The discoveries made by Charpentier and Doudna strengthened the possibility of using CRISPR-Cas9 to treat genetic diseases at their roots by disabling or correcting problematic genes. These diseases include inherited disorders but also diseases caused by genetic mutations that happen through life, such as cancer or some viral infections including HIV.

2019 was a strong year for CRISPR-Cas9 and human health. The first wave of clinical trial data using CRISPR-Cas9 gene editing in humans emerged, representing a milestone in our journey towards CRISPR-Cas9 treatments. It also saw the launch of the first clinical trial to attempt gene editing inside the body, rather than in vitro. This trial aims to treat a type of hereditary blindness and involves direct injection of a virus carrying CRISPR gene editing machinery into the eye (Ledford et al. 2020).

Directly editing the genome of living humans is a serious feat and needs to be studied with the utmost caution to ensure that there are no off-target or detrimental effects. The results, however, could be game-changing.

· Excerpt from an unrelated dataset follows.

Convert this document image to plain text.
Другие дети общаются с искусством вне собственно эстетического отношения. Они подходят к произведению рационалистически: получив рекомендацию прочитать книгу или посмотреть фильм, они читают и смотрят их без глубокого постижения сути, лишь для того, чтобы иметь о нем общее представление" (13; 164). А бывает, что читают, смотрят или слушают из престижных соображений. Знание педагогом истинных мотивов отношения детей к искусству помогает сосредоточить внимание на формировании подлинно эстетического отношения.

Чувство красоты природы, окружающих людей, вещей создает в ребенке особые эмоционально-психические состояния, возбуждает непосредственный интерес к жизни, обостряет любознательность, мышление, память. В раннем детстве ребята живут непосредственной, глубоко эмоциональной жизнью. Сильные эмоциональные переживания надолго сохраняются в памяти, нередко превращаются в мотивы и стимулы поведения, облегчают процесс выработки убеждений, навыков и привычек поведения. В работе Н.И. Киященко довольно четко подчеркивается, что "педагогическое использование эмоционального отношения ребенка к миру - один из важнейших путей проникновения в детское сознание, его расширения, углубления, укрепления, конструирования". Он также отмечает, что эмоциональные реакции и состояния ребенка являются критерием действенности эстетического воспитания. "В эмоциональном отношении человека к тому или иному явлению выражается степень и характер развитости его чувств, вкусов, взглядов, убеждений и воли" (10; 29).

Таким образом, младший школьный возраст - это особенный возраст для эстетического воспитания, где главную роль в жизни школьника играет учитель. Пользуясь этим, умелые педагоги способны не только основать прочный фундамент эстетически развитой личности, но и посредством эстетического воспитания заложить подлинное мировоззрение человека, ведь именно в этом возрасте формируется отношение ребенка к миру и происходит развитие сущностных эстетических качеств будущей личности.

The Enormous Power of This Genetic Tool

The CRISPR-Cas9 system has enabled countless scientists to achieve research goals that would have been difficult or near impossible without this technology. The possibility that CRISPR-Cas9 could edit out diseases in so many people is tantalizing. Aside from research and human health, in the field of plant biology, CRISPR-Cas9 has been used to make staple crops more resistant to drought and to pathogens. The technology may play a significant role in the improvements to food security and quality, especially in light of climate change (Joshi et al. 2020). We thank Emmanuelle Charpentier and Jennifer A Doudna for their irreplaceable contributions towards making these developments possible.